孤独な受付嬢は凄腕冒険者の愛に包まれる


「──……昇級試験に合格されたのですね、おめでとうございます。次回から特別依頼の手続きも行えるようになりますので、よろしければ挑戦してみてください」
「は、はい! ありがとうございます! そのときはマーシャさんのところで手続きします!!」
「あ、ええと、手続きはどこでも大丈夫ですので」
「いえ、絶対に! マーシャさんのところでお願いします! 行ってきます!」
「はい、お気を付けて……」

 活気を溢れさせすぎた若者が勇んで出発する背中を、マーシャは苦笑まじりに見送った。
 冒険者として活動を始めて二か月ほどの彼は、十代半ばでありながらその実力には光るものがある、とギルドから一目置かれる存在だ。いつも生傷が絶えないため、その都度マーシャがおすすめの傷薬を紹介したり応急処置を施したりしていたのだが、どうやら思いのほか懐かれてしまったらしい。

「未来の<白銀>くんは熱心ですねぇ」
「そうですね。この調子なら次の昇級試験も一発で合格できるんじゃないでしょうか」
「違う違う、マーシャさんの元に熱心に通ってるって話ですよ」
「え?」

 ひょいと隣の席から顔を覗かせたのは、本部から派遣されてきた受付嬢のエレナだった。彼女は二ヒヒと口を横に広げて笑うと、待機列に誰もいないのを良いことに、マーシャの横へと椅子をずらす。
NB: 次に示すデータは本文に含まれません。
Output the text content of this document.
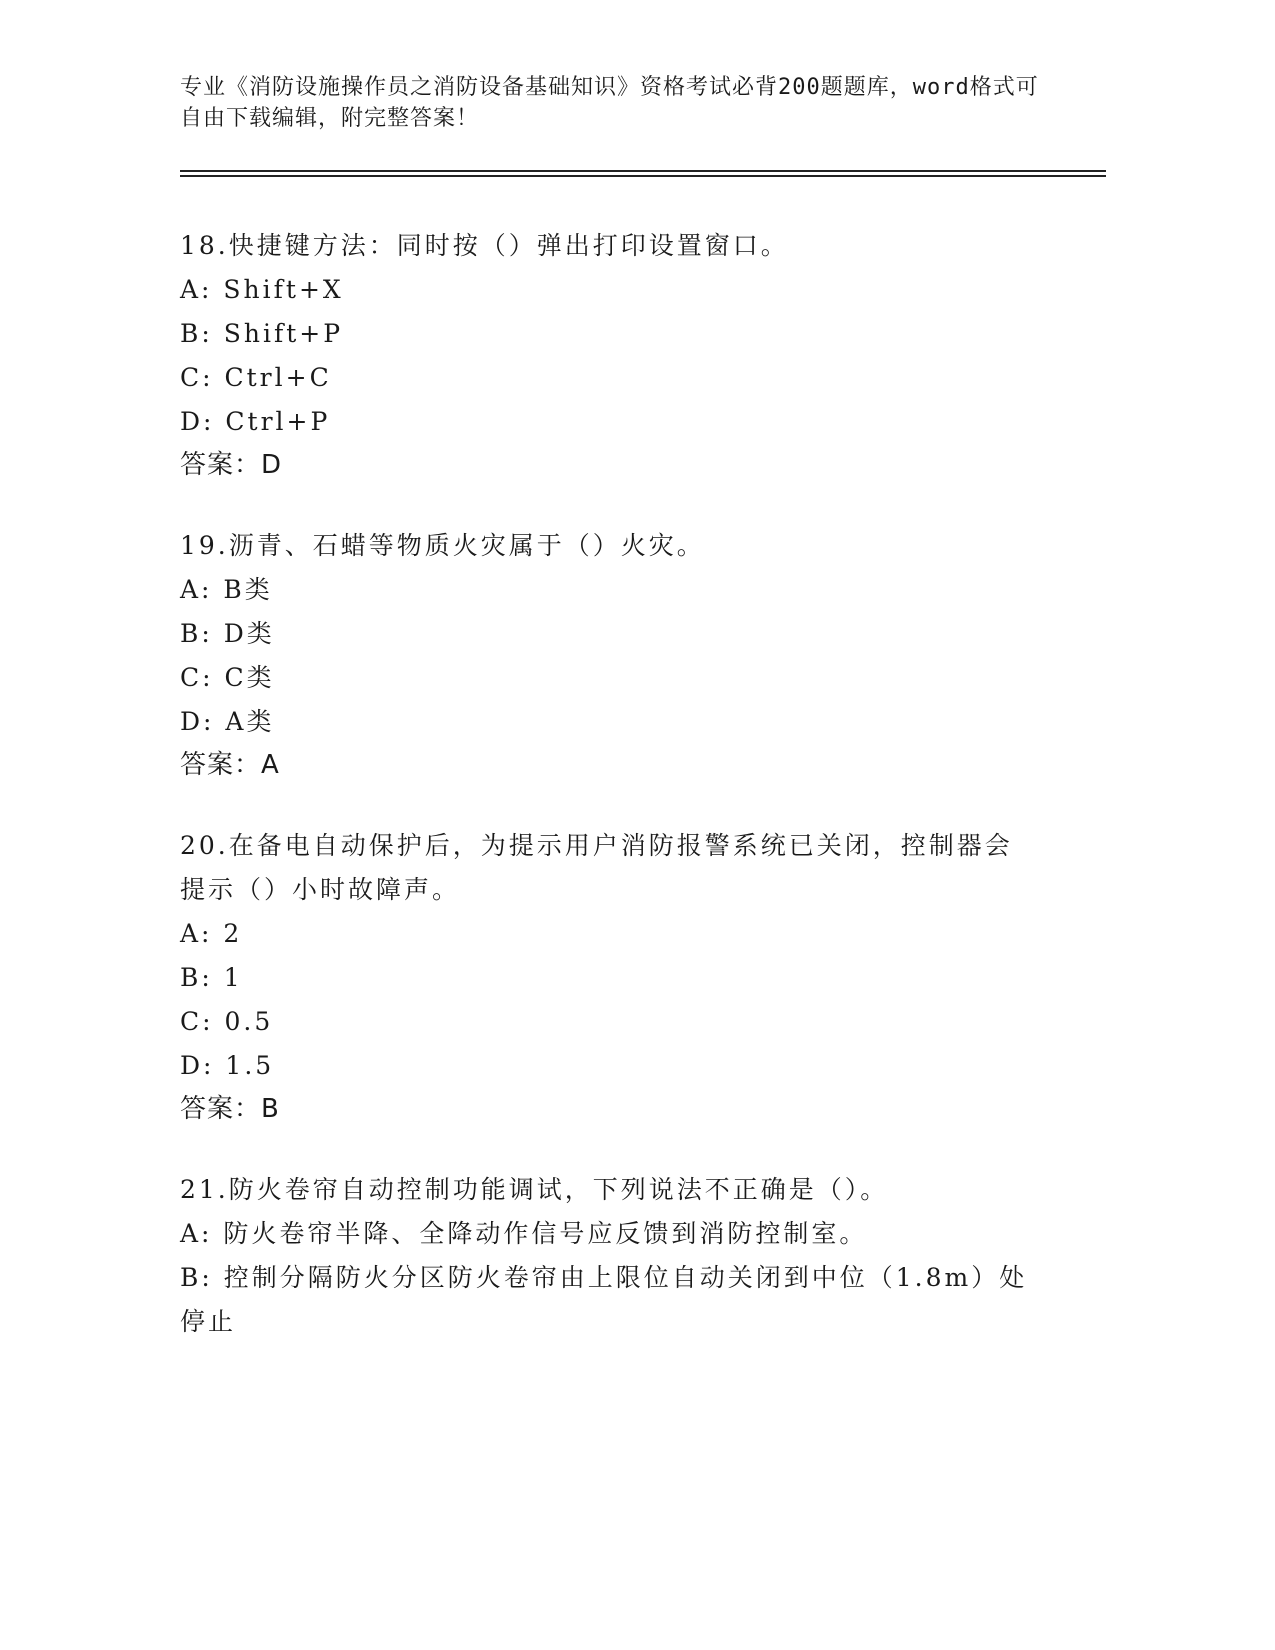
专业《消防设施操作员之消防设备基础知识》资格考试必背200题题库，word格式可自由下载编辑，附完整答案！
18.快捷键方法：同时按（）弹出打印设置窗口。
A: Shift+X
B: Shift+P
C: Ctrl+C
D: Ctrl+P
答案：D
19.沥青、石蜡等物质火灾属于（）火灾。
A: B类
B: D类
C: C类
D: A类
答案：A
20.在备电自动保护后，为提示用户消防报警系统已关闭，控制器会提示（）小时故障声。
A: 2
B: 1
C: 0.5
D: 1.5
答案：B
21.防火卷帘自动控制功能调试，下列说法不正确是（）。
A: 防火卷帘半降、全降动作信号应反馈到消防控制室。
B: 控制分隔防火分区防火卷帘由上限位自动关闭到中位（1.8m）处停止
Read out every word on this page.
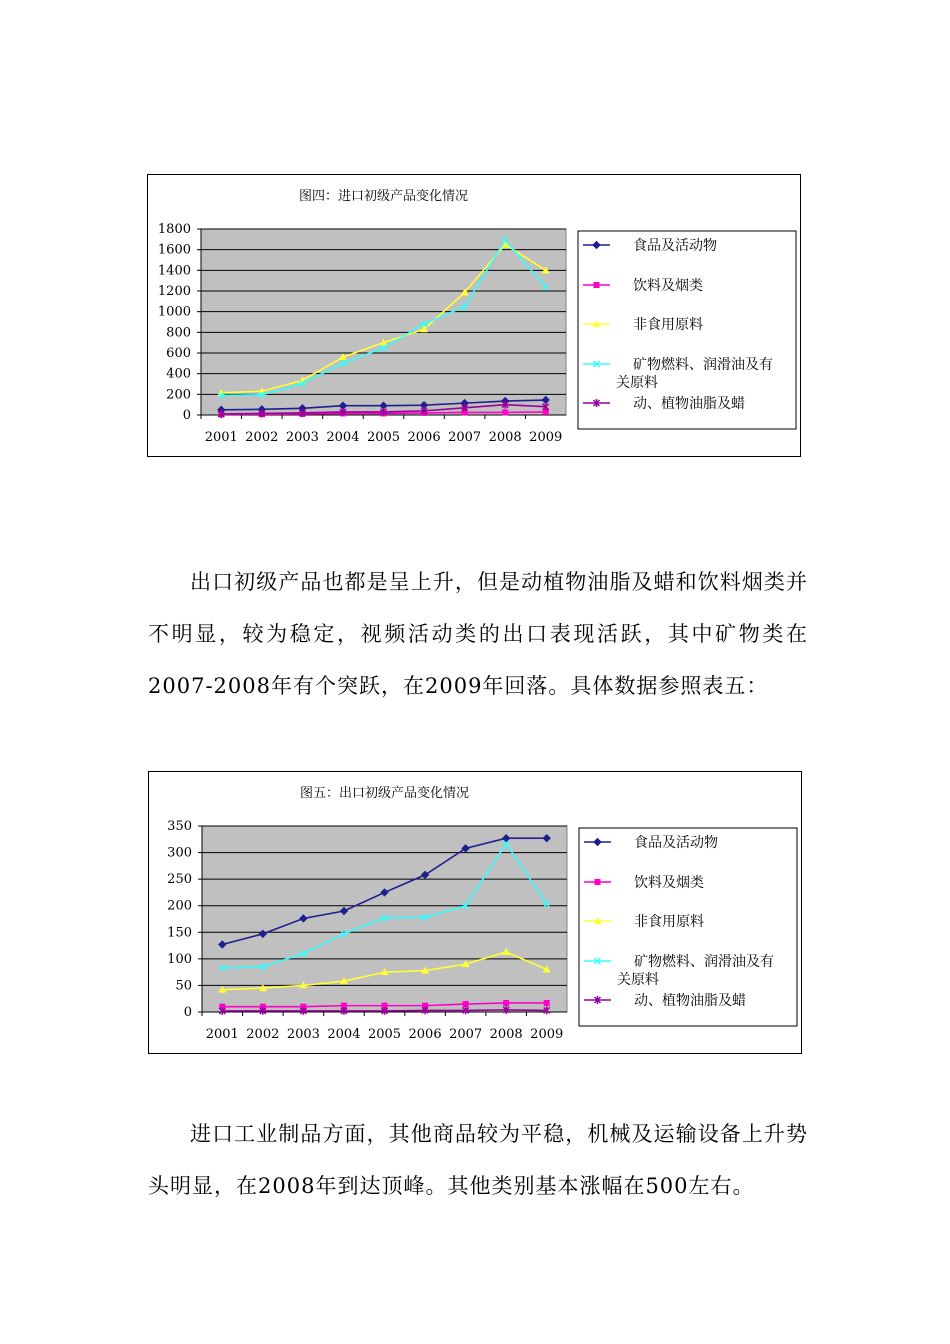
图四：进口初级产品变化情况
0
200
400
600
800
1000
1200
1400
1600
1800
2001 2002 2003 2004 2005 2006 2007 2008 2009
食品及活动物
饮料及烟类
非食用原料
矿物燃料、润滑油及有
关原料
动、植物油脂及蜡

出口初级产品也都是呈上升，但是动植物油脂及蜡和饮料烟类并不明显，较为稳定，视频活动类的出口表现活跃，其中矿物类在2007-2008年有个突跃，在2009年回落。具体数据参照表五：

图五：出口初级产品变化情况
0
50
100
150
200
250
300
350
2001 2002 2003 2004 2005 2006 2007 2008 2009
食品及活动物
饮料及烟类
非食用原料
矿物燃料、润滑油及有
关原料
动、植物油脂及蜡

进口工业制品方面，其他商品较为平稳，机械及运输设备上升势头明显，在2008年到达顶峰。其他类别基本涨幅在500左右。
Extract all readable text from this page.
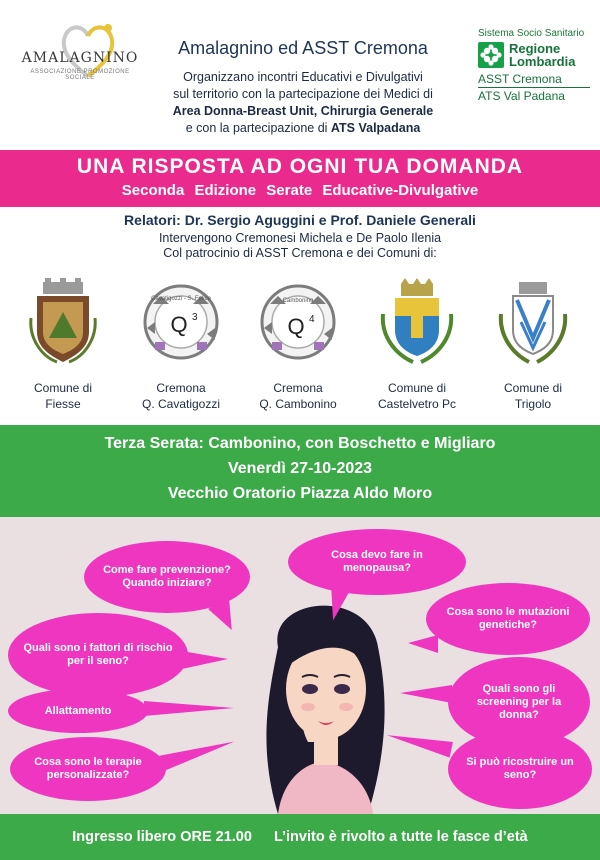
AMALAGNINO
ASSOCIAZIONE PROMOZIONE SOCIALE
Amalagnino ed ASST Cremona
Organizzano incontri Educativi e Divulgativi
sul territorio con la partecipazione dei Medici di
Area Donna-Breast Unit, Chirurgia Generale
e con la partecipazione di ATS Valpadana
Sistema Socio Sanitario
Regione Lombardia
ASST Cremona
ATS Val Padana
UNA RISPOSTA AD OGNI TUA DOMANDA
Seconda Edizione Serate Educative-Divulgative
Relatori: Dr. Sergio Aguggini e Prof. Daniele Generali
Intervengono Cremonesi Michela e De Paolo Ilenia
Col patrocinio di ASST Cremona e dei Comuni di:
Comune di
Fiesse
Cavatigozzi - S. Felice
Q 3
Cremona
Q. Cavatigozzi
Cambonino
Q 4
Cremona
Q. Cambonino
Comune di
Castelvetro Pc
Comune di
Trigolo
Terza Serata: Cambonino, con Boschetto e Migliaro
Venerdì 27-10-2023
Vecchio Oratorio Piazza Aldo Moro
Come fare prevenzione? Quando iniziare?
Cosa devo fare in menopausa?
Cosa sono le mutazioni genetiche?
Quali sono i fattori di rischio per il seno?
Quali sono gli screening per la donna?
Allattamento
Cosa sono le terapie personalizzate?
Si può ricostruire un seno?
Ingresso libero ORE 21.00 L’invito è rivolto a tutte le fasce d’età
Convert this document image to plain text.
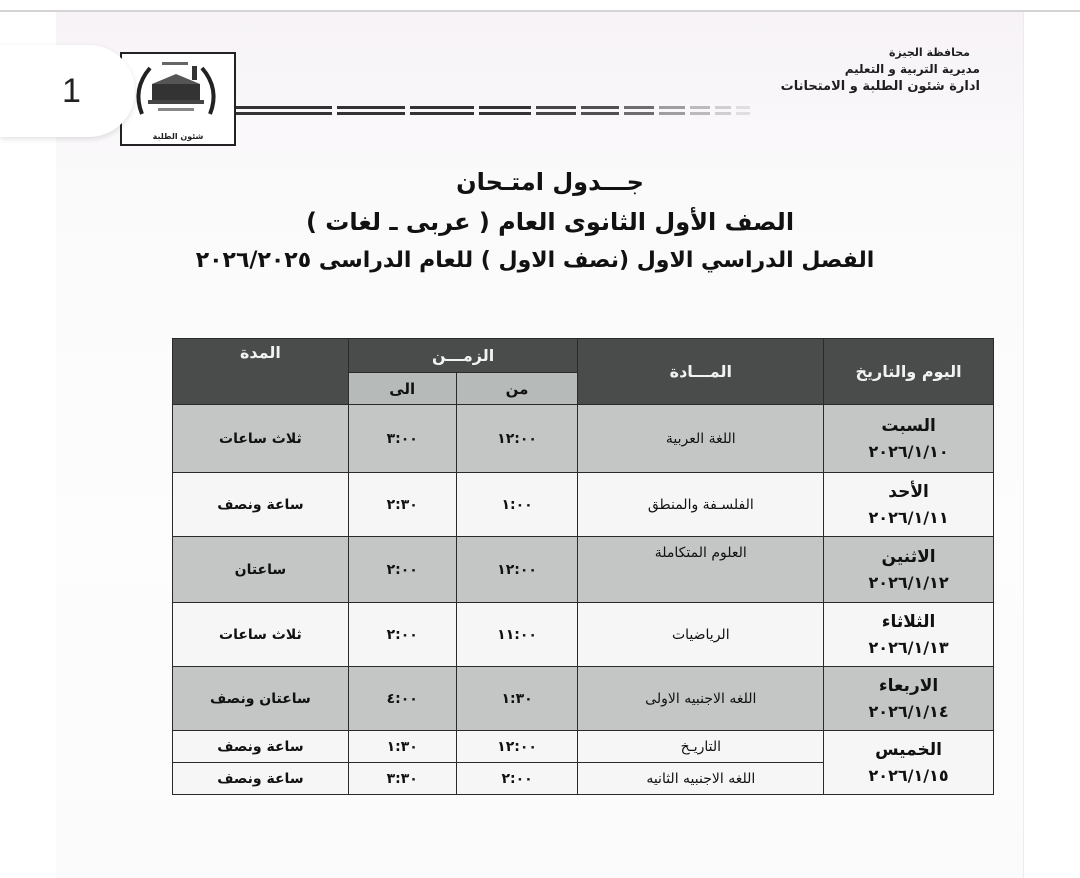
1
شئون الطلبة
محافظة الجيزة
مديرية التربية و التعليم
ادارة شئون الطلبة و الامتحانات
جـــدول امتـحان
الصف الأول الثانوى العام ( عربى ـ لغات )
الفصل الدراسي الاول (نصف الاول ) للعام الدراسى ٢٠٢٦/٢٠٢٥
اليوم والتاريخ	المـــادة	الزمـــن		المدة
		من	الى	

السبت
٢٠٢٦/١/١٠	اللغة العربية	١٢:٠٠	٣:٠٠	ثلاث ساعات

الأحد
٢٠٢٦/١/١١	الفلسـفة والمنطق	١:٠٠	٢:٣٠	ساعة ونصف

الاثنين
٢٠٢٦/١/١٢	العلوم المتكاملة	١٢:٠٠	٢:٠٠	ساعتان

الثلاثاء
٢٠٢٦/١/١٣	الرياضيات	١١:٠٠	٢:٠٠	ثلاث ساعات

الاربعاء
٢٠٢٦/١/١٤	اللغه الاجنبيه الاولى	١:٣٠	٤:٠٠	ساعتان ونصف

الخميس
٢٠٢٦/١/١٥	التاريـخ	١٢:٠٠	١:٣٠	ساعة ونصف
	اللغه الاجنبيه الثانيه	٢:٠٠	٣:٣٠	ساعة ونصف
「あたしも冒険者だったらマーシャさんのとこに並んじゃうと思うなぁ。いっつも優しいし怒らないし」
「エレナさんも怒らないじゃないですか」
「いやいや、注意事項を無視した愚か者にはブチ切れますよ。そうしないと言うこと聞かないんだもん」
「そ、そうですか」

 いつか隣から怒声が聞こえてきたら形だけでも仲裁した方が良いのだろうかと、マーシャは遠い目をしながら書類を片付けていく。
 エレナはそんな彼女の横顔を眺めながら、不意に顔を近づけて囁いた。

「で、今日はレオくんのところにお泊りですか?」

 ばさ、と書類を取り落としたマーシャは、耳を真っ赤にしてエレナを振り返る。